1. The petitioner is the Chairman of the Wallajabad Union. A bazaar-man complained against him that he used insulting and abusive language in the bazar street. Instead of treating this as an intentional insult with intent to provoke a breach of the peace (Section 504 of the Indian Penal Code), a compoundable offence, the Stationary Second Class Magistrate proceeded to try and convict the accused for the offence of 'indecent be-haviour' under the Towns Nuisances Act, Section 3, Clause 12.
2. His Vakil claims the protection of Section 197 of the Criminal Procedure Code for his client and cites the recent decision of Seshagiri Aiyar, J., in Sankaralinga Tevan v. Avudai Ammal 35 Ind. Cas. 826 as an example of a case where sanction was considered necessary for the prosecution of a public servant accused of an offence committed by him as such public servant. In that case a Village Munsif attached property before judgment in the course of the hearing of certain civil suits filed in his Court. It was held that although he was not empowered to attach property before judgment, yet he had power to try the suits, and, therefore, when, in the course of the trial, he took a step in excess of his legal powers, he was still purporting to exercise the functions of a Village Munsif and so must be deemed to have acted 'as such public servant.' It would seem that he might also have pleaded the latter part of Section 77 of the Indian Penal Code in justification of his act.
3. In the present case when the accused removed the obstruction to the public thoroughfare caused by the complainant leaving carts with unyoked oxen across the street and sent the bulls to the pound, he undoubtedly was purporting to act in his capacity as Chairman. But by no conceivable theory can it be deemed to be a part of the functions of a Union Chairman to use abusive language in a public street and, therefore, I consider that the Deputy Magistrate was right in holding that the accused's act was not one committed 'as such public servant.'
4. A more analogous case than that cited on behalf of the petitioner is that of In re Ghulam Muhammad Sharif-ud-daulah 2 Weir. 213. There a Judge was charged with using defamatory language to a witness during the trial of a suit, and it was held that the complaint could not be entertained, without sanction.

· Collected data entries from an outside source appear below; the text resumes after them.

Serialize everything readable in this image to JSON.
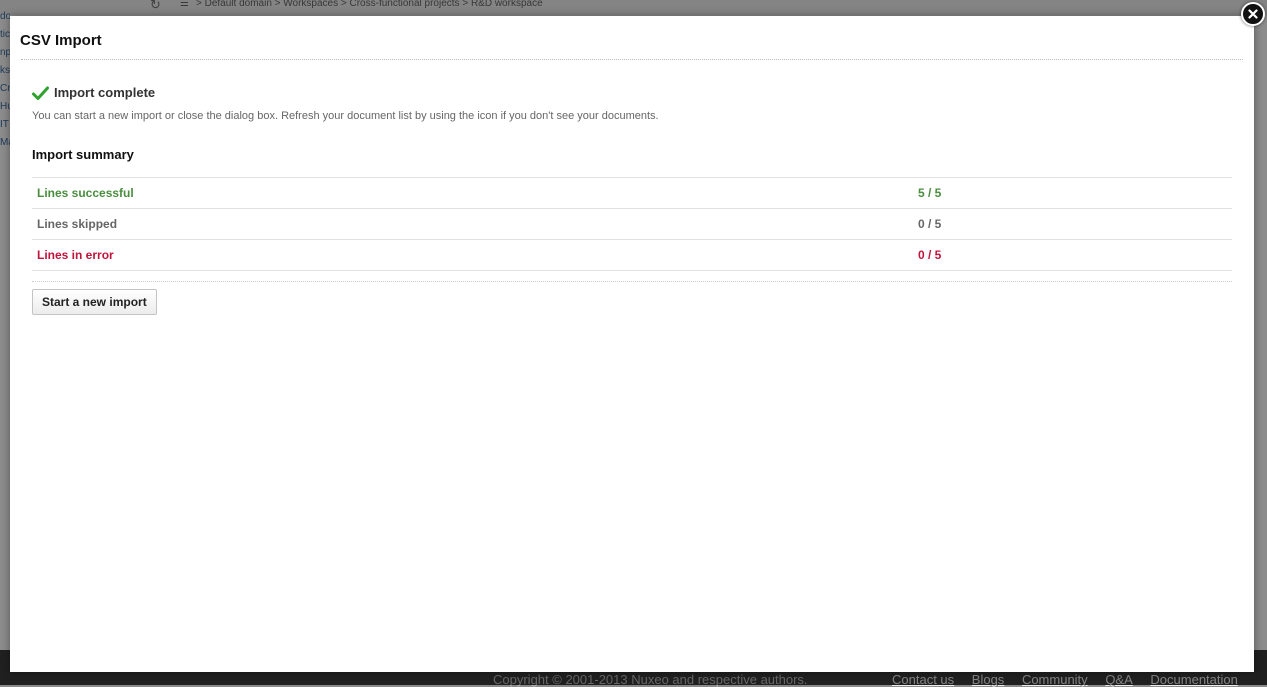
{
  "background": {
    "breadcrumb": "> Default domain > Workspaces > Cross-functional projects > R&D workspace",
    "left_links": [
      "domain",
      "tic",
      "np",
      "ks",
      "Cr",
      "Hu",
      "IT",
      "Ma"
    ],
    "footer": {
      "copyright": "Copyright © 2001-2013 Nuxeo and respective authors.",
      "links": [
        "Contact us",
        "Blogs",
        "Community",
        "Q&A",
        "Documentation"
      ]
    }
  },
  "dialog": {
    "title": "CSV Import",
    "status_icon": "check-icon",
    "status_title": "Import complete",
    "status_description": "You can start a new import or close the dialog box. Refresh your document list by using the icon if you don't see your documents.",
    "summary_title": "Import summary",
    "summary_rows": [
      {
        "label": "Lines successful",
        "value": "5 / 5",
        "color": "#4a8d3e"
      },
      {
        "label": "Lines skipped",
        "value": "0 / 5",
        "color": "#666666"
      },
      {
        "label": "Lines in error",
        "value": "0 / 5",
        "color": "#c0143c"
      }
    ],
    "new_import_label": "Start a new import",
    "close_icon": "close-icon"
  }
}
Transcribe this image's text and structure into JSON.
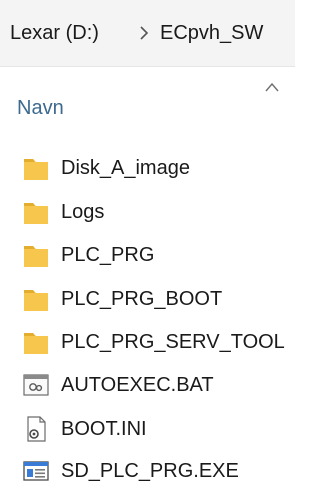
{
  "breadcrumb": {
    "drive": "Lexar (D:)",
    "separator_icon": "chevron-right-icon",
    "folder": "ECpvh_SW"
  },
  "columns": {
    "name_header": "Navn",
    "sort_icon": "chevron-up-icon"
  },
  "colors": {
    "folder": "#f6c64d",
    "folder_shade": "#e3ad2d",
    "header_text": "#3d6a8f"
  },
  "files": [
    {
      "name": "Disk_A_image",
      "icon": "folder-icon"
    },
    {
      "name": "Logs",
      "icon": "folder-icon"
    },
    {
      "name": "PLC_PRG",
      "icon": "folder-icon"
    },
    {
      "name": "PLC_PRG_BOOT",
      "icon": "folder-icon"
    },
    {
      "name": "PLC_PRG_SERV_TOOL",
      "icon": "folder-icon"
    },
    {
      "name": "AUTOEXEC.BAT",
      "icon": "batch-file-icon"
    },
    {
      "name": "BOOT.INI",
      "icon": "settings-file-icon"
    },
    {
      "name": "SD_PLC_PRG.EXE",
      "icon": "application-icon"
    }
  ]
}
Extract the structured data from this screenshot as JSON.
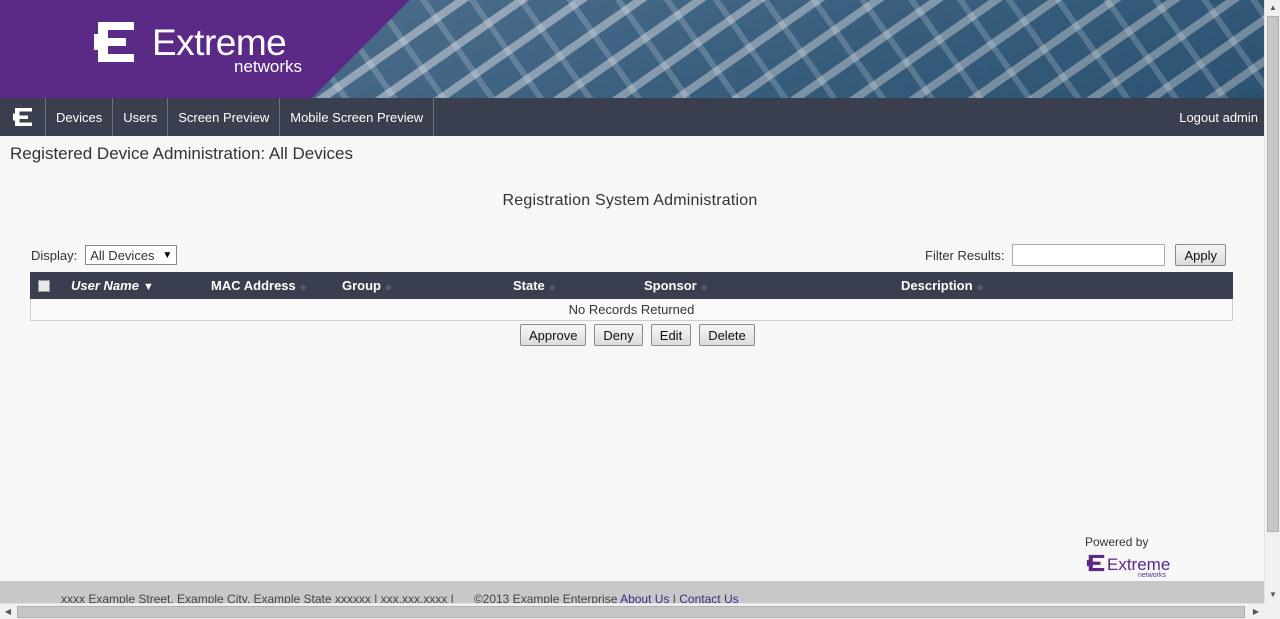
{
  "header": {
    "brand_name": "Extreme",
    "brand_sub": "networks"
  },
  "nav": {
    "items": [
      {
        "label": "Devices"
      },
      {
        "label": "Users"
      },
      {
        "label": "Screen Preview"
      },
      {
        "label": "Mobile Screen Preview"
      }
    ],
    "logout_label": "Logout admin"
  },
  "page": {
    "title": "Registered Device Administration: All Devices",
    "section_title": "Registration System Administration"
  },
  "controls": {
    "display_label": "Display:",
    "display_value": "All Devices",
    "filter_label": "Filter Results:",
    "filter_value": "",
    "apply_label": "Apply"
  },
  "table": {
    "columns": [
      "User Name",
      "MAC Address",
      "Group",
      "State",
      "Sponsor",
      "Description"
    ],
    "sorted_column": "User Name",
    "empty_message": "No Records Returned"
  },
  "actions": {
    "approve": "Approve",
    "deny": "Deny",
    "edit": "Edit",
    "delete": "Delete"
  },
  "powered_by": {
    "label": "Powered by",
    "brand": "Extreme",
    "sub": "networks"
  },
  "footer": {
    "address": "xxxx Example Street, Example City, Example State xxxxxx | xxx.xxx.xxxx |",
    "copyright": "©2013 Example Enterprise",
    "about_link": "About Us",
    "separator": "|",
    "contact_link": "Contact Us"
  },
  "colors": {
    "brand_purple": "#5b2a86",
    "nav_bg": "#3a3f4f"
  }
}
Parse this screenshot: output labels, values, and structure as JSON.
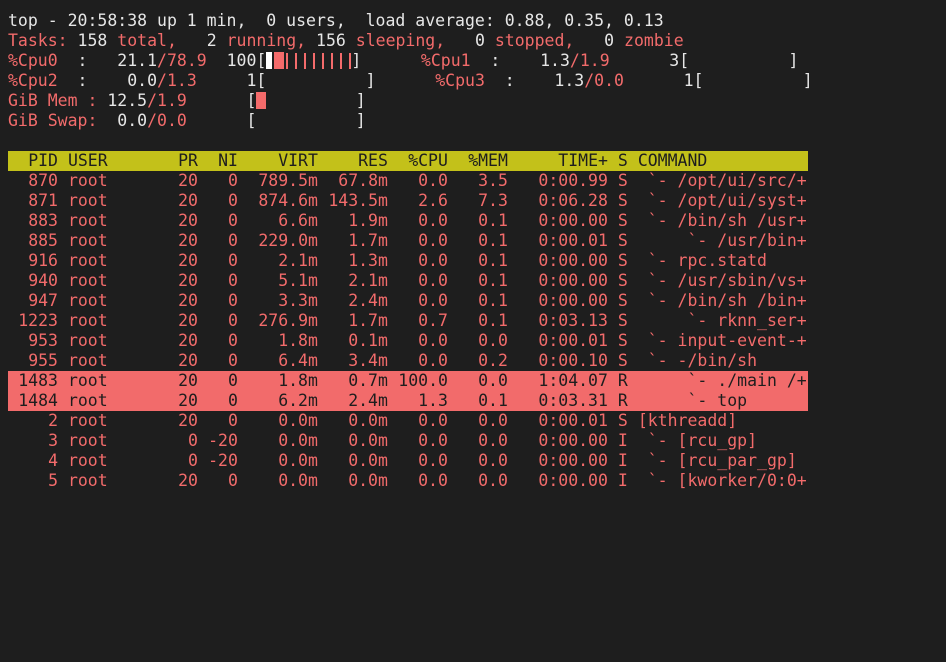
{
  "summary": {
    "uptime_line": "top - 20:58:38 up 1 min,  0 users,  load average: 0.88, 0.35, 0.13",
    "tasks_label": "Tasks:",
    "tasks_total": "158",
    "tasks_total_label": "total,",
    "tasks_running": "2",
    "tasks_running_label": "running,",
    "tasks_sleeping": "156",
    "tasks_sleeping_label": "sleeping,",
    "tasks_stopped": "0",
    "tasks_stopped_label": "stopped,",
    "tasks_zombie": "0",
    "tasks_zombie_label": "zombie"
  },
  "cpus": [
    {
      "label": "%Cpu0",
      "user": "21.1",
      "sys": "78.9",
      "pct": "100"
    },
    {
      "label": "%Cpu1",
      "user": "1.3",
      "sys": "1.9",
      "pct": "3"
    },
    {
      "label": "%Cpu2",
      "user": "0.0",
      "sys": "1.3",
      "pct": "1"
    },
    {
      "label": "%Cpu3",
      "user": "1.3",
      "sys": "0.0",
      "pct": "1"
    }
  ],
  "memory": {
    "mem_label": "GiB Mem :",
    "mem_used": "12.5",
    "mem_avail": "1.9",
    "swap_label": "GiB Swap:",
    "swap_used": "0.0",
    "swap_avail": "0.0"
  },
  "columns": [
    "PID",
    "USER",
    "PR",
    "NI",
    "VIRT",
    "RES",
    "%CPU",
    "%MEM",
    "TIME+",
    "S",
    "COMMAND"
  ],
  "processes": [
    {
      "pid": "870",
      "user": "root",
      "pr": "20",
      "ni": "0",
      "virt": "789.5m",
      "res": "67.8m",
      "cpu": "0.0",
      "mem": "3.5",
      "time": "0:00.99",
      "s": "S",
      "cmd": " `- /opt/ui/src/+",
      "hl": false
    },
    {
      "pid": "871",
      "user": "root",
      "pr": "20",
      "ni": "0",
      "virt": "874.6m",
      "res": "143.5m",
      "cpu": "2.6",
      "mem": "7.3",
      "time": "0:06.28",
      "s": "S",
      "cmd": " `- /opt/ui/syst+",
      "hl": false
    },
    {
      "pid": "883",
      "user": "root",
      "pr": "20",
      "ni": "0",
      "virt": "6.6m",
      "res": "1.9m",
      "cpu": "0.0",
      "mem": "0.1",
      "time": "0:00.00",
      "s": "S",
      "cmd": " `- /bin/sh /usr+",
      "hl": false
    },
    {
      "pid": "885",
      "user": "root",
      "pr": "20",
      "ni": "0",
      "virt": "229.0m",
      "res": "1.7m",
      "cpu": "0.0",
      "mem": "0.1",
      "time": "0:00.01",
      "s": "S",
      "cmd": "     `- /usr/bin+",
      "hl": false
    },
    {
      "pid": "916",
      "user": "root",
      "pr": "20",
      "ni": "0",
      "virt": "2.1m",
      "res": "1.3m",
      "cpu": "0.0",
      "mem": "0.1",
      "time": "0:00.00",
      "s": "S",
      "cmd": " `- rpc.statd",
      "hl": false
    },
    {
      "pid": "940",
      "user": "root",
      "pr": "20",
      "ni": "0",
      "virt": "5.1m",
      "res": "2.1m",
      "cpu": "0.0",
      "mem": "0.1",
      "time": "0:00.00",
      "s": "S",
      "cmd": " `- /usr/sbin/vs+",
      "hl": false
    },
    {
      "pid": "947",
      "user": "root",
      "pr": "20",
      "ni": "0",
      "virt": "3.3m",
      "res": "2.4m",
      "cpu": "0.0",
      "mem": "0.1",
      "time": "0:00.00",
      "s": "S",
      "cmd": " `- /bin/sh /bin+",
      "hl": false
    },
    {
      "pid": "1223",
      "user": "root",
      "pr": "20",
      "ni": "0",
      "virt": "276.9m",
      "res": "1.7m",
      "cpu": "0.7",
      "mem": "0.1",
      "time": "0:03.13",
      "s": "S",
      "cmd": "     `- rknn_ser+",
      "hl": false
    },
    {
      "pid": "953",
      "user": "root",
      "pr": "20",
      "ni": "0",
      "virt": "1.8m",
      "res": "0.1m",
      "cpu": "0.0",
      "mem": "0.0",
      "time": "0:00.01",
      "s": "S",
      "cmd": " `- input-event-+",
      "hl": false
    },
    {
      "pid": "955",
      "user": "root",
      "pr": "20",
      "ni": "0",
      "virt": "6.4m",
      "res": "3.4m",
      "cpu": "0.0",
      "mem": "0.2",
      "time": "0:00.10",
      "s": "S",
      "cmd": " `- -/bin/sh",
      "hl": false
    },
    {
      "pid": "1483",
      "user": "root",
      "pr": "20",
      "ni": "0",
      "virt": "1.8m",
      "res": "0.7m",
      "cpu": "100.0",
      "mem": "0.0",
      "time": "1:04.07",
      "s": "R",
      "cmd": "     `- ./main /+",
      "hl": true
    },
    {
      "pid": "1484",
      "user": "root",
      "pr": "20",
      "ni": "0",
      "virt": "6.2m",
      "res": "2.4m",
      "cpu": "1.3",
      "mem": "0.1",
      "time": "0:03.31",
      "s": "R",
      "cmd": "     `- top",
      "hl": true
    },
    {
      "pid": "2",
      "user": "root",
      "pr": "20",
      "ni": "0",
      "virt": "0.0m",
      "res": "0.0m",
      "cpu": "0.0",
      "mem": "0.0",
      "time": "0:00.01",
      "s": "S",
      "cmd": "[kthreadd]",
      "hl": false
    },
    {
      "pid": "3",
      "user": "root",
      "pr": "0",
      "ni": "-20",
      "virt": "0.0m",
      "res": "0.0m",
      "cpu": "0.0",
      "mem": "0.0",
      "time": "0:00.00",
      "s": "I",
      "cmd": " `- [rcu_gp]",
      "hl": false
    },
    {
      "pid": "4",
      "user": "root",
      "pr": "0",
      "ni": "-20",
      "virt": "0.0m",
      "res": "0.0m",
      "cpu": "0.0",
      "mem": "0.0",
      "time": "0:00.00",
      "s": "I",
      "cmd": " `- [rcu_par_gp]",
      "hl": false
    },
    {
      "pid": "5",
      "user": "root",
      "pr": "20",
      "ni": "0",
      "virt": "0.0m",
      "res": "0.0m",
      "cpu": "0.0",
      "mem": "0.0",
      "time": "0:00.00",
      "s": "I",
      "cmd": " `- [kworker/0:0+",
      "hl": false
    }
  ],
  "colors": {
    "background": "#1e1e1e",
    "foreground": "#e6e6e6",
    "accent_red": "#f26b6b",
    "header_bar": "#c3c11a"
  }
}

5. The fact that the Judge was actually sitting in Court and officiating as a Judge when the words complained of were used coloured all his words and actions on the Bench with the atmosphere of his office. But the acts of a Union Chairman standing in an open street may either be acts done by him as Chairman or may be acts done in his private capacity. There is no reason to regard ordinary words of abuse as falling under the former description rather than under the latter.
6. At the trial the accused expressed his readiness to apologise to the complainant if he had abused him. The Magistrate rather unfairly used this as an indication of the accused's guilt.
7. I think that an apology would have satisfied the ends of justice, seeing that the complainant's obstructiveness to the lawful exercise of authority was certainly provoking and that these proceedings were evidently instituted in retaliation for the impounding of his bulls.
8. I hold that the accused's act fell within the exception of Section 95 of the Indian Penal Code and I set aside the conviction and direct the fine, if paid, to be refunded.